Caps turn back Canes 4-2 in Metro Division game

calexander@newsobserver.comDecember 20, 2013 

— It was easy to point to the Washington Capitals' three power-play scores as the difference Friday in a 4-2 win over the Carolina Hurricanes. The Caps came into the Metropolitan Division game with the NHL's second-ranked power play and made the Canes pay for their penalties.

Special teams can determine close hockey games and they did Friday for the Caps. But so can the unpredictable roll of the puck.

With the Canes trailing 3-2 and less than seven minutes to play in regulation, forward Alexander Semin fired a shot from the left wing that Caps goalie Philipp Grubauer couldn't smother. The puck rolled on edge, missing the post by an inch or so as Canes fans at PNC Arena groaned.

That close.

"There's a few of those and sometimes they don't work out the way you them to," Canes center Jordan Staal said. "But obviously if our P.K. was better we would have found a way to win that game."

That is, the penalty kill. The Caps (19-13-3) scored three times in the second period on the power play, easily offsetting the five-on-five advantage the Hurricanes had during most of the game. Staal's even-strength goal in the first period gave the Canes a 1-0 lead.

"Five on five we were all over them," Staal said. "But the power play … you can't let that happen."

The Canes (14-14-7) killed off their first penalty of the game, an interference call against Eric Staal. But Eric Staal was called for high-sticking with 20 seconds left in the first period and the Caps were soon on a power-play roll in the second.

Marcus Johansson stuffed in a loose puck at the post to beat Canes goalie Cam Ward 41 seconds into the second. After a Tuomo Ruutu tripping penalty, defenseman John Carlson quickly scored on a shot from the point for a 2-1 lead.

Riley Nash's power-play score in the second tied it 2-2 for Carolina, but Semin was penalized for tripping and Caps forward Troy Brouwer scored what would be the winner at 15 minutes, 29 seconds of the second. Green's shot from the point was tipped, the puck bouncing past Ward.

With Grubauer making 39 saves — 13 in the third period — the Caps would hold off the Canes, who had a season high in shots. Ward, given the start ahead of Justin Peters by Canes coach Kirk Muller, had 25 stops.

The Caps' Alexander Ovechkin, the NHL's leading scorer, picked up his 29th goal — and 400th of his career — with an empty netter in the final minute. Center Nicklas Backstrom assisted on all four scores.

"They've got a potent power play (and) we said we wanted to keep our discipline and stay out of the box," Muller said. "But we had opportunities, too."

The Canes had several scoring chances in the first, as Jeff Skinner missed on a breakaway and Grubauer stayed busy. Jordan Staal's eighth goal of the season came on a nice pass by Semin that found Staal in full stride and ahead of Backstrom.

Nash's score, the first power-play goal of the center's career, came off the rebound of an Andrej Sekera shot.

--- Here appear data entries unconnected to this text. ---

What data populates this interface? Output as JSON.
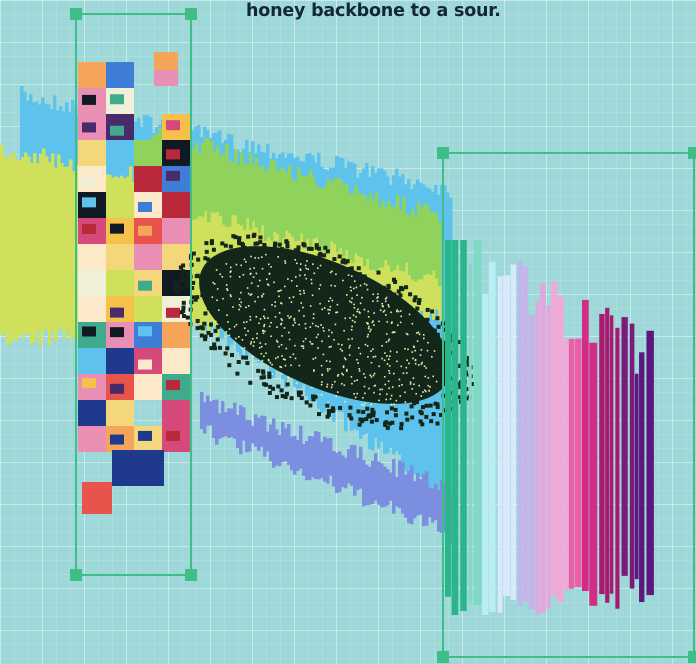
{
  "caption": "honey backbone to a sour.",
  "colors": {
    "background": "#9fd8d9",
    "grid_line": "#ffffff",
    "frame_stroke": "#3fbf87",
    "frame_handle": "#3fbf87",
    "caption_text": "#14263a",
    "dense_core": "#13261a",
    "speckle": "#e9f3a8",
    "band_blue": "#5ec3ec",
    "band_yellow_green": "#cfe05c",
    "band_green": "#8fd35d",
    "band_periwinkle": "#7c8ee0"
  },
  "mosaic_palette": [
    "#f3d77a",
    "#f4a55a",
    "#e8534b",
    "#b9283b",
    "#4a2a6b",
    "#1f3a8c",
    "#3f7ed6",
    "#3faa8e",
    "#8fd35d",
    "#f0f0d8",
    "#111a24",
    "#e98fb4",
    "#f6c14a",
    "#5ec3ec",
    "#d54a7b",
    "#fbe9c9"
  ],
  "histogram_palette": [
    "#2ab58b",
    "#7fd9c5",
    "#b9eef3",
    "#d7e9fb",
    "#c6b3ea",
    "#e1a8e0",
    "#f4a7d6",
    "#ea5fa8",
    "#d22d86",
    "#a81a6f",
    "#7d1a79",
    "#5d1880"
  ]
}
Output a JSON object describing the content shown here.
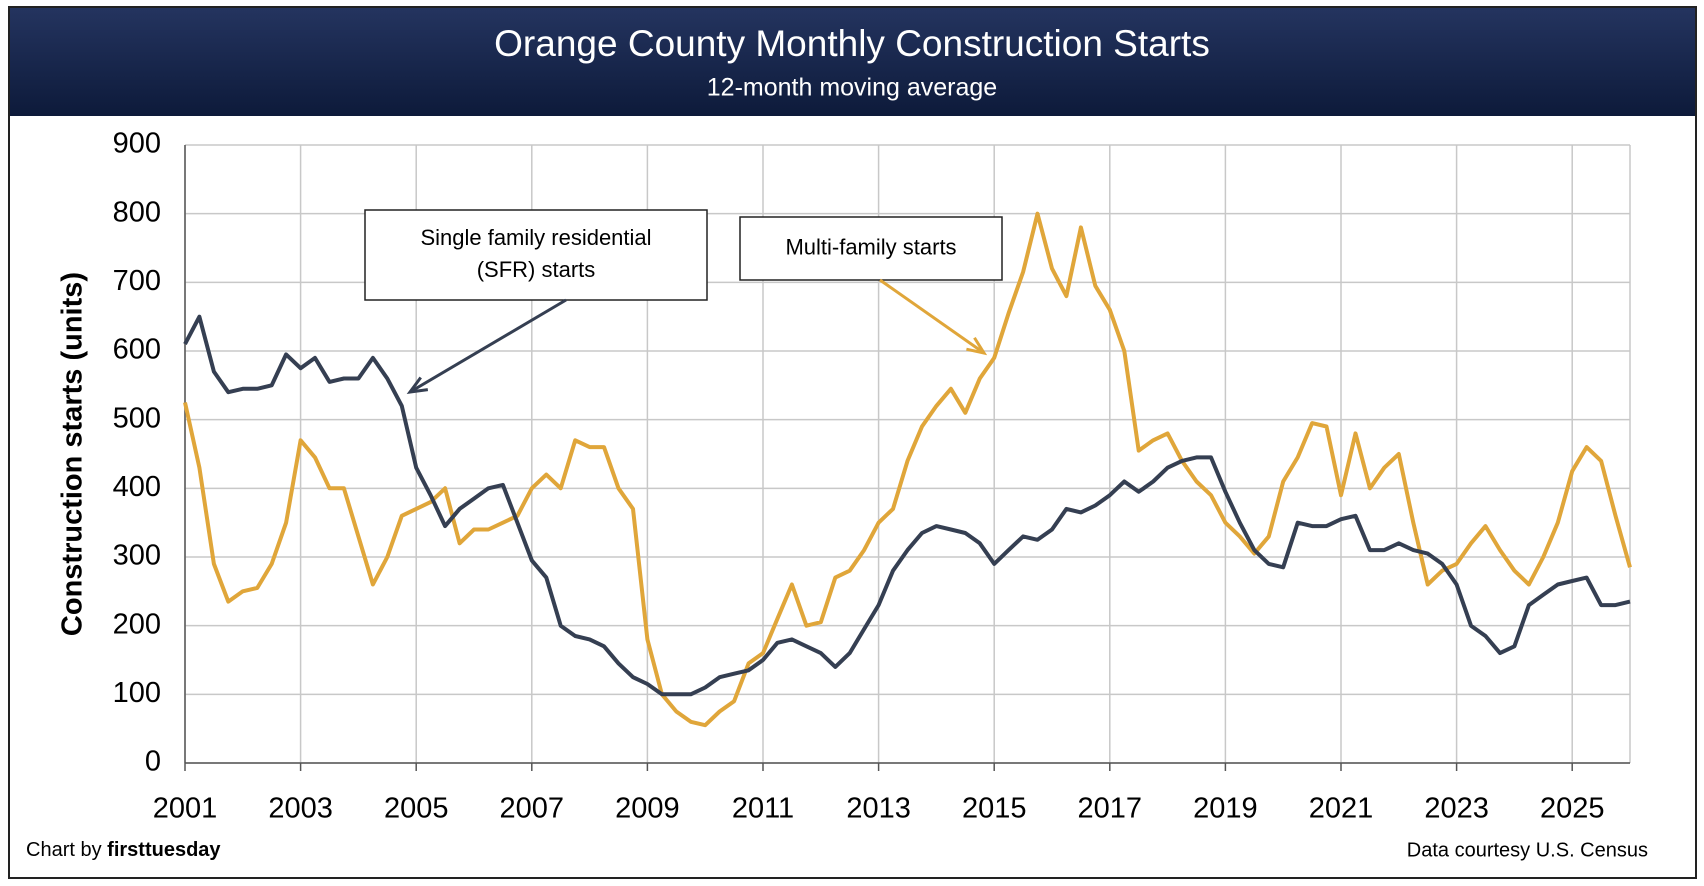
{
  "chart_data": {
    "type": "line",
    "title": "Orange County Monthly Construction Starts",
    "subtitle": "12-month moving average",
    "y_label": "Construction starts (units)",
    "xlim": [
      2001,
      2026
    ],
    "xticks": [
      2001,
      2003,
      2005,
      2007,
      2009,
      2011,
      2013,
      2015,
      2017,
      2019,
      2021,
      2023,
      2025
    ],
    "ylim": [
      0,
      900
    ],
    "yticks": [
      0,
      100,
      200,
      300,
      400,
      500,
      600,
      700,
      800,
      900
    ],
    "grid": true,
    "x": [
      2001,
      2001.25,
      2001.5,
      2001.75,
      2002,
      2002.25,
      2002.5,
      2002.75,
      2003,
      2003.25,
      2003.5,
      2003.75,
      2004,
      2004.25,
      2004.5,
      2004.75,
      2005,
      2005.25,
      2005.5,
      2005.75,
      2006,
      2006.25,
      2006.5,
      2006.75,
      2007,
      2007.25,
      2007.5,
      2007.75,
      2008,
      2008.25,
      2008.5,
      2008.75,
      2009,
      2009.25,
      2009.5,
      2009.75,
      2010,
      2010.25,
      2010.5,
      2010.75,
      2011,
      2011.25,
      2011.5,
      2011.75,
      2012,
      2012.25,
      2012.5,
      2012.75,
      2013,
      2013.25,
      2013.5,
      2013.75,
      2014,
      2014.25,
      2014.5,
      2014.75,
      2015,
      2015.25,
      2015.5,
      2015.75,
      2016,
      2016.25,
      2016.5,
      2016.75,
      2017,
      2017.25,
      2017.5,
      2017.75,
      2018,
      2018.25,
      2018.5,
      2018.75,
      2019,
      2019.25,
      2019.5,
      2019.75,
      2020,
      2020.25,
      2020.5,
      2020.75,
      2021,
      2021.25,
      2021.5,
      2021.75,
      2022,
      2022.25,
      2022.5,
      2022.75,
      2023,
      2023.25,
      2023.5,
      2023.75,
      2024,
      2024.25,
      2024.5,
      2024.75,
      2025,
      2025.25,
      2025.5,
      2025.75,
      2026
    ],
    "series": [
      {
        "name": "Single family residential (SFR) starts",
        "color": "#353f52",
        "values": [
          610,
          650,
          570,
          540,
          545,
          545,
          550,
          595,
          575,
          590,
          555,
          560,
          560,
          590,
          560,
          520,
          430,
          390,
          345,
          370,
          385,
          400,
          405,
          350,
          295,
          270,
          200,
          185,
          180,
          170,
          145,
          125,
          115,
          100,
          100,
          100,
          110,
          125,
          130,
          135,
          150,
          175,
          180,
          170,
          160,
          140,
          160,
          195,
          230,
          280,
          310,
          335,
          345,
          340,
          335,
          320,
          290,
          310,
          330,
          325,
          340,
          370,
          365,
          375,
          390,
          410,
          395,
          410,
          430,
          440,
          445,
          445,
          395,
          350,
          310,
          290,
          285,
          350,
          345,
          345,
          355,
          360,
          310,
          310,
          320,
          310,
          305,
          290,
          260,
          200,
          185,
          160,
          170,
          230,
          245,
          260,
          265,
          270,
          230,
          230,
          235
        ]
      },
      {
        "name": "Multi-family starts",
        "color": "#e0a63a",
        "values": [
          525,
          430,
          290,
          235,
          250,
          255,
          290,
          350,
          470,
          445,
          400,
          400,
          330,
          260,
          300,
          360,
          370,
          380,
          400,
          320,
          340,
          340,
          350,
          360,
          400,
          420,
          400,
          470,
          460,
          460,
          400,
          370,
          180,
          100,
          75,
          60,
          55,
          75,
          90,
          145,
          160,
          210,
          260,
          200,
          205,
          270,
          280,
          310,
          350,
          370,
          440,
          490,
          520,
          545,
          510,
          560,
          590,
          655,
          715,
          800,
          720,
          680,
          780,
          695,
          660,
          600,
          455,
          470,
          480,
          440,
          410,
          390,
          350,
          330,
          305,
          330,
          410,
          445,
          495,
          490,
          390,
          480,
          400,
          430,
          450,
          350,
          260,
          280,
          290,
          320,
          345,
          310,
          280,
          260,
          300,
          350,
          425,
          460,
          440,
          360,
          285
        ]
      }
    ],
    "annotations": [
      {
        "lines": [
          "Single family residential",
          "(SFR) starts"
        ]
      },
      {
        "lines": [
          "Multi-family starts"
        ]
      }
    ],
    "credit": [
      "Chart by",
      "firsttuesday"
    ],
    "source": "Data courtesy U.S. Census"
  }
}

"We got 40-plus shots and had quality opportunities," Muller said. "Breakaways, shots in close, everything. We had enough chances."

Skinner, who had scored eight goals in the past seven games, buzzed around the offensive zone much of the game and had six shots. Semin and Eric Staal also had six apiece as the Canes attempted 85 -- 23 were blocked and 22 missed the net.

"We just couldn't get the one we needed," Skinner said. "We had some near-misses and their guy made some big saves.

"That's the way it goes sometimes. You're going to have games you deserve to lose and you win, and you're going to have games that you deserve a little bit more than you get."